Hanefî ve Şâfiî'lere göre (ed' Durru'l-Muhtâr, 1,479; Haşiyetu'l-Bacuri, 1,162; Şerhu'l-Hadramiyye, 478) ; İbrahîmi salavatların okunduğu namazlarda Muhammed lafzından önce "seyyidina" lafzını kullanmak mendubdur. Bunu yapmak yapmamaktan daha faziletlidir. "Beni namazda seyyidlik ile vasıflandırmayın" tarzında rivayet edilen hadis ise uydurmadır. (el İmam Ebu Zekeriyya El-Ensari, Esne'l Metaalib , 53)

Buna göre, Peygamberi ve âlîne salava getirmenin en güzel şekli şöyledir:"
"Ey Allah'ım!" Efendimiz -Büyüğümüz Muhammed'e ve Efendimiz Muhammed'in âline salât et, onların şeref ve kadrini yücelt; Efendimiz İbrahim ve Efendimiz ibrahim'in âline salât ettiğin gibi. Ve Efendimiz Muhammed'e ve Efemlimiz Muhammed'in âlini mubârak kıl; Efendimiz İbrahim ve İbrahim'in ailesini mubârak kıldığın gibi. Şubhesiz ki sen Hamidsin, Mecidsin."
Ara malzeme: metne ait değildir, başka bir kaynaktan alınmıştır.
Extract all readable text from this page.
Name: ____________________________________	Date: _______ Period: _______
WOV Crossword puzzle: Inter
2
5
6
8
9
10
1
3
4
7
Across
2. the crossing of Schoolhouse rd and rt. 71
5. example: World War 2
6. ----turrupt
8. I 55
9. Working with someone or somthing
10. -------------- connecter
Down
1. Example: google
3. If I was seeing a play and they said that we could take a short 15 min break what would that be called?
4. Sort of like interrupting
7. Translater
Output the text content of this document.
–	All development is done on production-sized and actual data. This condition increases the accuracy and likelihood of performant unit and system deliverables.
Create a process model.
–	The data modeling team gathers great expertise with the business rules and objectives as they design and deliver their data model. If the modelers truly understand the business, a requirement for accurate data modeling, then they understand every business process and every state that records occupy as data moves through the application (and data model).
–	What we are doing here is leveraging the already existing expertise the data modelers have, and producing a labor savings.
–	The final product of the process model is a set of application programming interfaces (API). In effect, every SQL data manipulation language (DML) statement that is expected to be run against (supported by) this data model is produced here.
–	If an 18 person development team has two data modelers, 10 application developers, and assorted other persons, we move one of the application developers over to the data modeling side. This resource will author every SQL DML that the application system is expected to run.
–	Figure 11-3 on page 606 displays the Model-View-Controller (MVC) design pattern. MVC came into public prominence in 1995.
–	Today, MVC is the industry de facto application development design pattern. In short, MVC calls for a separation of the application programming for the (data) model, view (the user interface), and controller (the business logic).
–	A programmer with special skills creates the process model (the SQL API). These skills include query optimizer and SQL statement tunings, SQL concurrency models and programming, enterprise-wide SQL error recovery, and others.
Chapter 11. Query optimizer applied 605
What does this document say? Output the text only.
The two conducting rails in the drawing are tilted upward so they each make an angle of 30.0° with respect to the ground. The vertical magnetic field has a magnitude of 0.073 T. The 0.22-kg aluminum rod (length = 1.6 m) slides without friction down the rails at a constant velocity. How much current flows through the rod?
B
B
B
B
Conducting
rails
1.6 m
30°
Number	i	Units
(Burada İbrahim tahsisli olarak zikredildi. Çünkü Kur'an'da ibrahim (a.s)'den başkasında rahmet ve berekel birleşmemiştir. Allah Teala: "Allah'ın rahmeti ve bereketleri ehî-i beyte olsun" buyuruyor. Seyyidimiz Muhammed'in âli: Beni Haşim ve Beni Abdulmuttalib kabileleridir. Seyyidimiz ibrahim'in âli ise: İsmail, İshak ve onların evlatlarıdır.)